A relative of the pipefish family, seahorses will intertwine their prehensile tails and float together for hours. When they mate, they engage in a ritualistic dance that lasts for days. These tiny ballerinas of the sea are mesmerizing to watch. The scientific name of the seahorse is Hippocampus from the Greek word “hippo” meaning “horse” because the head of the seahorse has an equine appearance. Campus also comes from the Greek word “kampos” meaning “sea monster”. They are found in the tropical waters of the world, and their life span is from 1 to 4 years.

These beautiful creatures of the sea are available in a variety of shapes, sizes and colors, but must be kept in a saltwater aquarium and are difficult to keep alive. Seahorses range from .6 to 14 inches in size. Unlike their fish relatives, they swim upright by fluttering their dorsal fin 35 times per second. Because they are poor swimmers, they can die of exhaustion if caught in stormy seas. The pectoral fin at the back of their heads is used for steering.

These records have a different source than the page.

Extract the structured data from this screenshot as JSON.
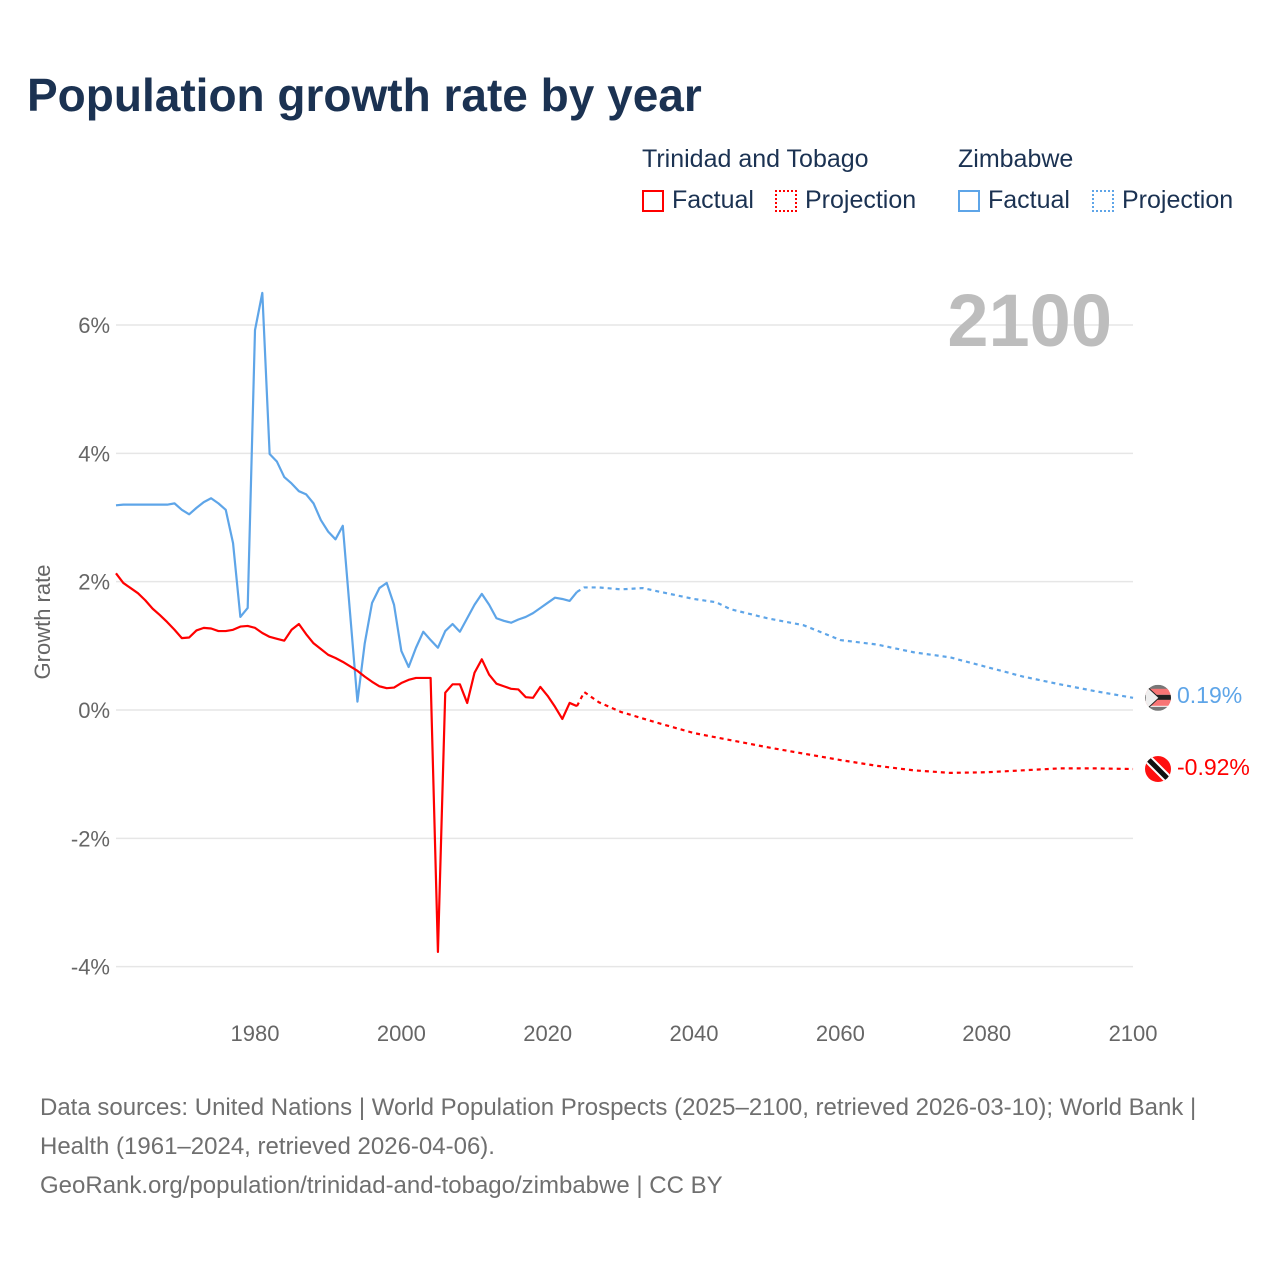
{
  "title": "Population growth rate by year",
  "legend": {
    "groups": [
      {
        "name": "Trinidad and Tobago",
        "color": "#ff0000",
        "factual": "Factual",
        "projection": "Projection"
      },
      {
        "name": "Zimbabwe",
        "color": "#5ea5e8",
        "factual": "Factual",
        "projection": "Projection"
      }
    ]
  },
  "current_year": "2100",
  "footer": {
    "sources": "Data sources: United Nations | World Population Prospects (2025–2100, retrieved 2026-03-10); World Bank | Health (1961–2024, retrieved 2026-04-06).",
    "link": "GeoRank.org/population/trinidad-and-tobago/zimbabwe | CC BY"
  },
  "chart_data": {
    "type": "line",
    "title": "Population growth rate by year",
    "xlabel": "",
    "ylabel": "Growth rate",
    "xlim": [
      1961,
      2100
    ],
    "ylim": [
      -4.6,
      6.6
    ],
    "x_ticks": [
      1980,
      2000,
      2020,
      2040,
      2060,
      2080,
      2100
    ],
    "x_tick_labels": [
      "1980",
      "2000",
      "2020",
      "2040",
      "2060",
      "2080",
      "2100"
    ],
    "y_ticks": [
      -4,
      -2,
      0,
      2,
      4,
      6
    ],
    "y_tick_labels": [
      "-4%",
      "-2%",
      "0%",
      "2%",
      "4%",
      "6%"
    ],
    "grid": true,
    "series": [
      {
        "name": "Zimbabwe",
        "color": "#5ea5e8",
        "end_label": "0.19%",
        "factual_start": 1961,
        "factual": [
          3.19,
          3.2,
          3.2,
          3.2,
          3.2,
          3.2,
          3.2,
          3.2,
          3.22,
          3.12,
          3.05,
          3.15,
          3.24,
          3.3,
          3.22,
          3.12,
          2.6,
          1.45,
          1.59,
          5.92,
          6.5,
          3.99,
          3.87,
          3.63,
          3.53,
          3.41,
          3.36,
          3.22,
          2.96,
          2.78,
          2.66,
          2.87,
          1.5,
          0.13,
          1.04,
          1.67,
          1.9,
          1.98,
          1.64,
          0.92,
          0.67,
          0.97,
          1.22,
          1.09,
          0.97,
          1.23,
          1.34,
          1.22,
          1.43,
          1.64,
          1.81,
          1.64,
          1.43,
          1.39,
          1.36,
          1.41,
          1.45,
          1.51,
          1.59,
          1.67,
          1.75,
          1.73,
          1.7,
          1.84
        ],
        "projection": [
          [
            2024,
            1.84
          ],
          [
            2025,
            1.91
          ],
          [
            2027,
            1.91
          ],
          [
            2030,
            1.88
          ],
          [
            2033,
            1.9
          ],
          [
            2035,
            1.85
          ],
          [
            2040,
            1.73
          ],
          [
            2043,
            1.68
          ],
          [
            2045,
            1.57
          ],
          [
            2050,
            1.43
          ],
          [
            2055,
            1.32
          ],
          [
            2060,
            1.09
          ],
          [
            2065,
            1.02
          ],
          [
            2070,
            0.9
          ],
          [
            2075,
            0.82
          ],
          [
            2080,
            0.67
          ],
          [
            2085,
            0.52
          ],
          [
            2090,
            0.4
          ],
          [
            2095,
            0.29
          ],
          [
            2100,
            0.19
          ]
        ]
      },
      {
        "name": "Trinidad and Tobago",
        "color": "#ff0000",
        "end_label": "-0.92%",
        "factual_start": 1961,
        "factual": [
          2.13,
          1.98,
          1.9,
          1.82,
          1.71,
          1.58,
          1.48,
          1.37,
          1.25,
          1.12,
          1.13,
          1.24,
          1.28,
          1.27,
          1.23,
          1.23,
          1.25,
          1.3,
          1.31,
          1.28,
          1.2,
          1.14,
          1.11,
          1.08,
          1.25,
          1.34,
          1.18,
          1.04,
          0.95,
          0.86,
          0.81,
          0.75,
          0.68,
          0.61,
          0.52,
          0.44,
          0.37,
          0.34,
          0.35,
          0.42,
          0.47,
          0.5,
          0.5,
          0.5,
          -3.77,
          0.27,
          0.4,
          0.4,
          0.11,
          0.58,
          0.79,
          0.55,
          0.41,
          0.37,
          0.33,
          0.32,
          0.2,
          0.19,
          0.36,
          0.22,
          0.05,
          -0.14,
          0.11,
          0.06
        ],
        "projection": [
          [
            2024,
            0.06
          ],
          [
            2025,
            0.28
          ],
          [
            2027,
            0.12
          ],
          [
            2030,
            -0.03
          ],
          [
            2035,
            -0.2
          ],
          [
            2040,
            -0.36
          ],
          [
            2045,
            -0.47
          ],
          [
            2050,
            -0.58
          ],
          [
            2055,
            -0.68
          ],
          [
            2060,
            -0.78
          ],
          [
            2065,
            -0.87
          ],
          [
            2070,
            -0.94
          ],
          [
            2075,
            -0.98
          ],
          [
            2080,
            -0.97
          ],
          [
            2085,
            -0.94
          ],
          [
            2090,
            -0.91
          ],
          [
            2095,
            -0.91
          ],
          [
            2100,
            -0.92
          ]
        ]
      }
    ]
  }
}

Unlike most fish, they are monogamous and mate for life. They are the only animal species in which the males impregnate themselves after the female lay their eggs inside the male’s frontal brood pouch. The male then incubates the fertilized eggs for 24 days before spewing them into its watery world after experiencing a series of strong contractions. A typical male can bear up to 2,000 young at a time. However, only .5% of the “fry” will survive to adulthood. A male seahorse can bear young in the morning and become pregnant again by nightfall. It’s interesting to note that seahorses do not have scales, but they do have a strong bony structure. This makes them unappetizing to other fish because they are difficult to digest. Their eyes move independently of each other, just as a chameleon’s eyes do.

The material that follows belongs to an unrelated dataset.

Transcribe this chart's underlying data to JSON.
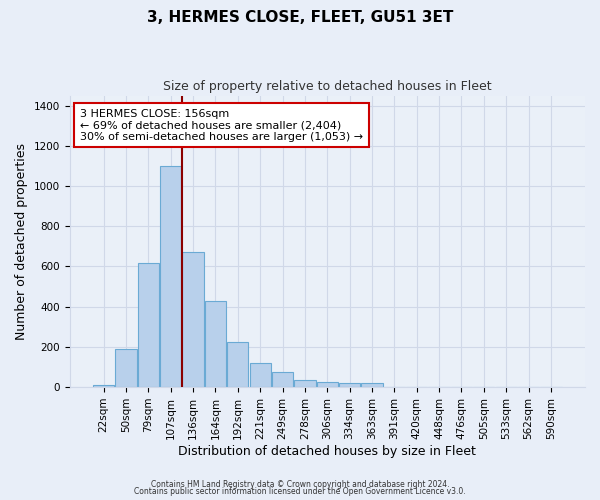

Seahorses are carnivorous, and they feed mainly on brine shrimp. However, after encircling their tails around coral or underwater vegetation in order to remain stationary, they will use their long snouts to suck in plankton and small crustaceans. They have few predators in the sea except for crabs. Nevertheless, the 30 species of seahorses have become in danger of extinction due to pollution, Asian harvesting for medicinal purposes, and habitat depletion.